The coronavirus disease 2019 (COVID-19) pandemic was caused by a novel coronavirus, severe acute respiratory syndrome coronavirus 2 (SARS-CoV-2). This virus has challenged civilization and modern science in ways that few infectious diseases and natural disasters have previously, causing globally significant human morbidity and mortality and triggering economic downturns across financial markets that will be dealt with for generations. Despite this, the pandemic has also brought an opportunity for humanity to come together and participate in a shared scientific investigation. Clinically, SARS-CoV-2 is associated with lower mortality rates than other recently emerged coronaviruses, such as SARS-CoV and the Middle East respiratory syndrome coronavirus (MERS-CoV).

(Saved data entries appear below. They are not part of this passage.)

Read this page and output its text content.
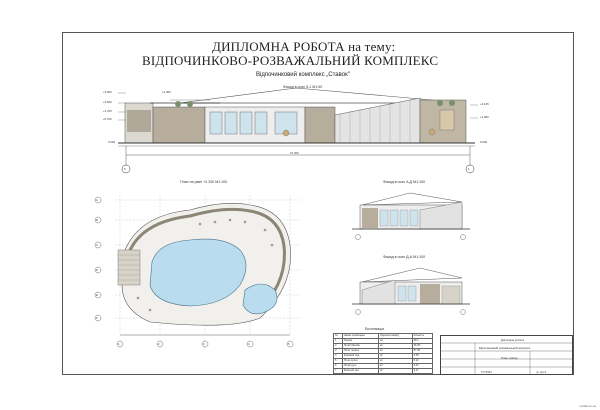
ДИПЛОМНА РОБОТА на тему:
ВІДПОЧИНКОВО-РОЗВАЖАЛЬНИЙ КОМПЛЕКС
Відпочинковий комплекс „Ставок"
Фасад в осях 5-1 М1:50
+3.000
+2.500
+1.700
+0.700
0.000
+3.125
+1.900
0.000
+3.450
27.300
5	1
План на рівні +2.200 М1:100
1	2	3	4	5
A
B
C
D
E
F
Фасад в осях А-Д М1:100
Фасад в осях Д-А М1:100
Експлікація
№	Назва приміщень	Одиниця виміру	Кількість
1	Тераса	м²	28.1
2	Літній басейн	м²	36.05
3	Літня тераса	м²	57.90
4	Зимовий сад	м²	4.05
5	Літня кухня	м²	5.22
6	Літній душ	м²	3.37
7	Зелений зал	м²	3.27
Дипломна робота
Відпочинковий розважальний комплекс
План, фасад
гр. Ар-2
ТО 5031
xoztiko.in.ua
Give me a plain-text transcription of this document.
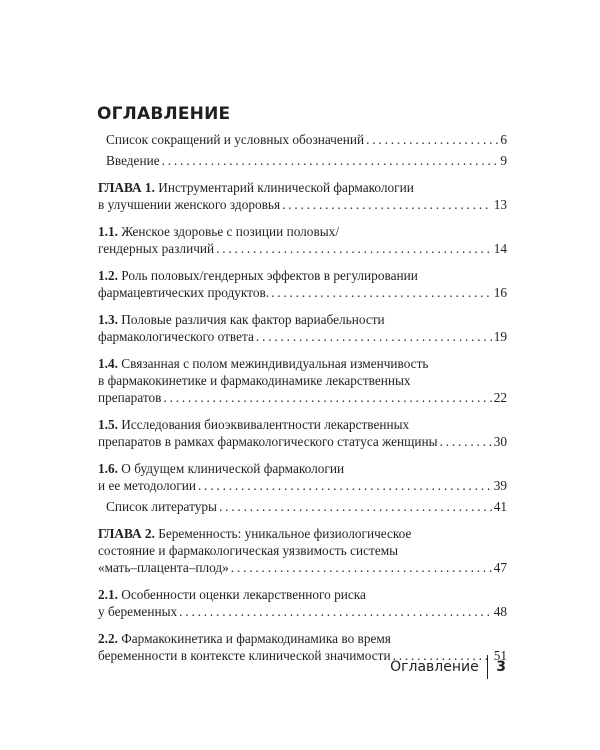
ОГЛАВЛЕНИЕ
Список сокращений и условных обозначений . . .	6
Введение . . .	9
ГЛАВА 1. Инструментарий клинической фармакологии
в улучшении женского здоровья . . .	13
1.1. Женское здоровье с позиции половых/
гендерных различий . . .	14
1.2. Роль половых/гендерных эффектов в регулировании
фармацевтических продуктов. . . .	16
1.3. Половые различия как фактор вариабельности
фармакологического ответа . . .	19
1.4. Связанная с полом межиндивидуальная изменчивость
в фармакокинетике и фармакодинамике лекарственных
препаратов . . .	22
1.5. Исследования биоэквивалентности лекарственных
препаратов в рамках фармакологического статуса женщины . . .	30
1.6. О будущем клинической фармакологии
и ее методологии . . .	39
Список литературы . . .	41
ГЛАВА 2. Беременность: уникальное физиологическое
состояние и фармакологическая уязвимость системы
«мать–плацента–плод» . . .	47
2.1. Особенности оценки лекарственного риска
у беременных . . .	48
2.2. Фармакокинетика и фармакодинамика во время
беременности в контексте клинической значимости . . .	51
Оглавление 3
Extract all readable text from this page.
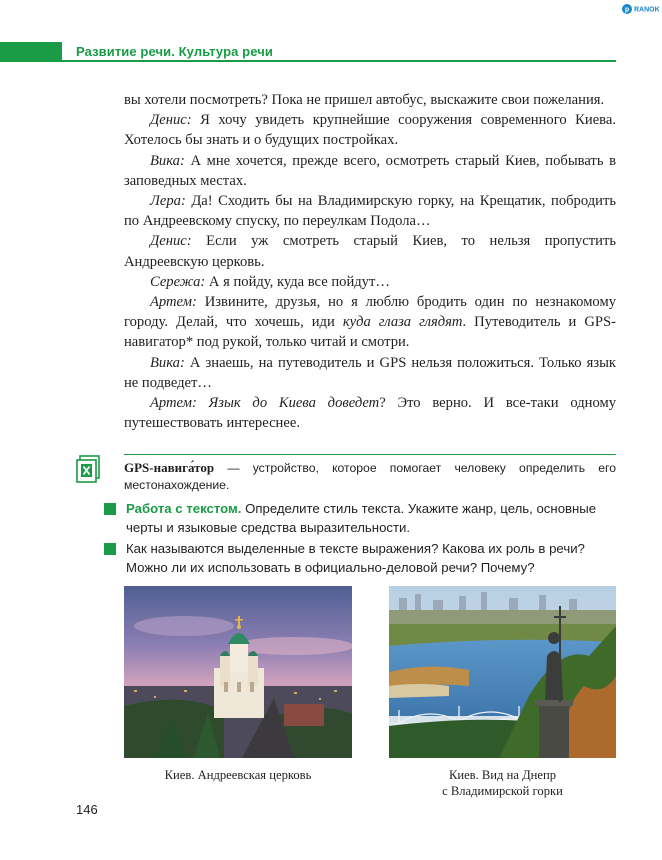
р RANOK
Развитие речи. Культура речи

вы хотели посмотреть? Пока не пришел автобус, выскажите свои пожелания.

Денис: Я хочу увидеть крупнейшие сооружения современного Киева. Хотелось бы знать и о будущих постройках.

Вика: А мне хочется, прежде всего, осмотреть старый Киев, побывать в заповедных местах.

Лера: Да! Сходить бы на Владимирскую горку, на Крещатик, побродить по Андреевскому спуску, по переулкам Подола…

Денис: Если уж смотреть старый Киев, то нельзя пропустить Андреевскую церковь.

Сережа: А я пойду, куда все пойдут…

Артем: Извините, друзья, но я люблю бродить один по незнакомому городу. Делай, что хочешь, иди куда глаза глядят. Путеводитель и GPS-навигатор* под рукой, только читай и смотри.

Вика: А знаешь, на путеводитель и GPS нельзя положиться. Только язык не подведет…

Артем: Язык до Киева доведет? Это верно. И все-таки одному путешествовать интереснее.

GPS-навига́тор — устройство, которое помогает человеку определить его местонахождение.
Работа с текстом. Определите стиль текста. Укажите жанр, цель, основные черты и языковые средства выразительности.
Как называются выделенные в тексте выражения? Какова их роль в речи? Можно ли их использовать в официально-деловой речи? Почему?
Киев. Андреевская церковь	Киев. Вид на Днепр
с Владимирской горки
146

However, SARS-CoV-2 exhibits efficient human-to-human spread, with transmission often occurring before symptom recognition; this feature averts containment strategies that had worked previously for SARS-CoV and MERS-CoV. Severe COVID-19 disease is characterized by dysregulated inflammatory responses associated with pulmonary congestion and intravascular coagulopathy leading to pneumonia, vascular insults, and multiorgan disease. Approaches to treatment have combined supportive care with antivirals, such as remdesivir, with immunomodulatory medications, including corticosteroids and cytokine-blocking antibody therapies; these treatments have advanced rapidly through clinical trials. Innovative approaches to vaccine development have facilitated rapid advances in design, testing, and distribution. Much remains to be learned about SARS-CoV-2 and COVID-19, and further biomedical research is necessary, including comparative medicine studies in animal models. This overview of COVID-19 in humans will highlight important aspects of disease, relevant pathophysiology, underlying immunology, and therapeutics that have been developed to date.

In December 2019, a cluster of cases of pneumonia without a clear etiology occurred in Wuhan, China. With remarkable speed and efficiency, the etiology of this illness was soon identified as a novel coronavirus; the complete viral genome was sequenced and published on January 10, 2020.¹⁸² These events introduced the world to coronavirus disease 2019 (COVID-19). The disease, now known to be caused by a novel coronavirus, severe acute respiratory syndrome coronavirus 2 (SARS-CoV-2), has developed into the most significant pandemic of recent times. In less than a year since the virus was first recognized, multiple candidate vaccines were developed worldwide, and some of them rapidly progressed to clinical trials and widespread administration. As the pandemic continues, a number of sequence variants of the virus have emerged around the world. This continued viral evolution highlights the need for continued biomedical research to facilitate understanding of the pathogenesis of COVID-19, seeking innovative therapeutic and preventative strategies for the current and possibly future pandemics. This article will review aspects of SARS-CoV-2 infection of humans and COVID-19, focusing on important aspects of clinical disease, pathophysiology, immunology, and the development of therapeutic and preventative measures to provide context for discussion of the animal models used to study SARS-CoV-2 and COVID-19.